Meskipun dari pihak Prajuru Adat sebelumnya sudah bersedia mengangkat sisa upakara dari rumah Mangku Warka, namun belum membuat keluarga Mangku Warka luluh. Mereka masih pikir-pikir dan belum bersedia mencabut laporan kasus pencabutan penjor Galungan yang telah menetapkan 6 orang prajuru kini berstatus sebagai tersangka. Selain itu masih terdapat poin persoalan yang belum selesai. Poin persoalan tersebut, di antaranya persoalan sosial, perdata, adat dan pidana.
Untuk persoalan sosial, yakni tentang pencabutan air. Diketahui sejak tahun 2019, akses air PAM dan air yang mengairi irigasi sawah keluarga Mangku Warka ditutup.
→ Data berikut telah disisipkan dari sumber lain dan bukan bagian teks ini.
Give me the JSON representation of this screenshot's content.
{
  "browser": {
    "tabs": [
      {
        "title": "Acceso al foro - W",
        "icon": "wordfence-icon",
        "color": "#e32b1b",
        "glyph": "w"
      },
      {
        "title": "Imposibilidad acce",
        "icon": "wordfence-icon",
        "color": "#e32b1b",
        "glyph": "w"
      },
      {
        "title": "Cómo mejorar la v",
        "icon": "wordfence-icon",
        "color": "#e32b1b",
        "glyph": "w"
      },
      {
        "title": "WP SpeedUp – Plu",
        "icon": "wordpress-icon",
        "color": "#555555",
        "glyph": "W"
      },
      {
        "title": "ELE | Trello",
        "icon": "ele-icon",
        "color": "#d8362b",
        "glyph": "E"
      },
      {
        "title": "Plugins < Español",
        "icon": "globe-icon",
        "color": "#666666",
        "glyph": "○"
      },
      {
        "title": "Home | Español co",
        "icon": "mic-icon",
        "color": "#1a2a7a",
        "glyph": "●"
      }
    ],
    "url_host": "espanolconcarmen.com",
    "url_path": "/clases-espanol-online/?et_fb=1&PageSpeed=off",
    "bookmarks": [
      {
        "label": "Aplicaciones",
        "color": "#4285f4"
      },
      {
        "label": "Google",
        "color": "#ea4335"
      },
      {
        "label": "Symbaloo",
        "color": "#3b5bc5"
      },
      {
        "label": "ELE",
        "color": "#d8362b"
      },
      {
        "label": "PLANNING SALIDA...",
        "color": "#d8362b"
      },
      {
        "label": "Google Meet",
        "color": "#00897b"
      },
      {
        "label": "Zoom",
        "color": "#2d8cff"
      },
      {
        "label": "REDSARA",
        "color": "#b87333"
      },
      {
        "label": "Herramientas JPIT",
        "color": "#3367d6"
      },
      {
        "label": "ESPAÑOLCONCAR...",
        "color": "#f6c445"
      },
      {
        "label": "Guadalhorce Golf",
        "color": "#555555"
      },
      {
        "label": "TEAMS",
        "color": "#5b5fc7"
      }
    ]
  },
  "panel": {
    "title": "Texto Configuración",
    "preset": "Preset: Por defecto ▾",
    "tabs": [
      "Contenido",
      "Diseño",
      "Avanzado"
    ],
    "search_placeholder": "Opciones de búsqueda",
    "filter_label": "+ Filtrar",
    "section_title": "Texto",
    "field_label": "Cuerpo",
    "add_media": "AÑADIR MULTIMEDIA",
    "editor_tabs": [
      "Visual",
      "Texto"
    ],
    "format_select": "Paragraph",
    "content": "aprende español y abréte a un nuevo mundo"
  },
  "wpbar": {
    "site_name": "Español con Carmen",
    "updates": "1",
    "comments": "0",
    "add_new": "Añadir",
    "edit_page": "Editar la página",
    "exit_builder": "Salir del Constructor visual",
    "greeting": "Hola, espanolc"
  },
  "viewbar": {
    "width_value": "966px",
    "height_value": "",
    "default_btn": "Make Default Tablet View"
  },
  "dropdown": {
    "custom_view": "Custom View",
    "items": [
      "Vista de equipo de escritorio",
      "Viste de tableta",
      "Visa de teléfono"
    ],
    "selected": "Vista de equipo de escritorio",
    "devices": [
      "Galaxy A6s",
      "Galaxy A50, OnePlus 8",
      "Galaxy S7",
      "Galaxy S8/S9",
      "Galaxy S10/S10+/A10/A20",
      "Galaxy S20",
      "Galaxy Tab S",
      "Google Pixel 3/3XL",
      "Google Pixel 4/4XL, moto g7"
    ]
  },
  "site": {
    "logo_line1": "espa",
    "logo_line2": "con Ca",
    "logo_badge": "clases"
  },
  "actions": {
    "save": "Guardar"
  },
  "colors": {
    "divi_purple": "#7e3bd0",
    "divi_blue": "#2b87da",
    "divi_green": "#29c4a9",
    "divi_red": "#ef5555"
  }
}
Sementara dalam kasus perdata, pihak I Sabit yang menempati tanah perkara menyatakan siap untuk meninggalkan tanah tersebut. Permasalahan adat adalah terkait sanksi kanorayang dan kasus pidana terkait laporan pencabutan penjor.
Dalam mediasi yang ditengahi oleh Kasat Binmas Polres Gianyar AKP Gede Endrawan, Kapolsek Tegalalang AKP I Ketut Sudita dan Ketua Majelis Desa Adat (MDA) Gianyar Anak Agung Alit Asmara itu, rupanya belum menemukan kesepakatan damai. Kebuntuan ini disebabkan pihak Mangku Warka belum mau mencabut laporan polisi yang menyebabkan enam prajuru saat ini menjadi tersangka atas kasus pencabutan penjor.
Sementara dari pihak prajuru, mereka menyatakan siap menyelesaikan permasalahan ini secara damai, memenuhi semua poin perdamaian. "Pada intinya, kami mau berdamai, memenuhi semua poin perdamaian asalkan laporan pidana dicabut," ujar Bendesa Taro Kelod, I Ketut Subawa dalam pertemuan kemarin.
Namun putra dari Mangku Warka, yakni I Wayan Gede Kartika mengatakan pihaknya belum bisa mencabut laporan polisi tersebut. Diapun memiliki berbagai alasan. Mulai dari dugaan penistaan agama. Menurutnya, pencabutan penjor Galungan merupakan tindak yang diduga menistakan agama.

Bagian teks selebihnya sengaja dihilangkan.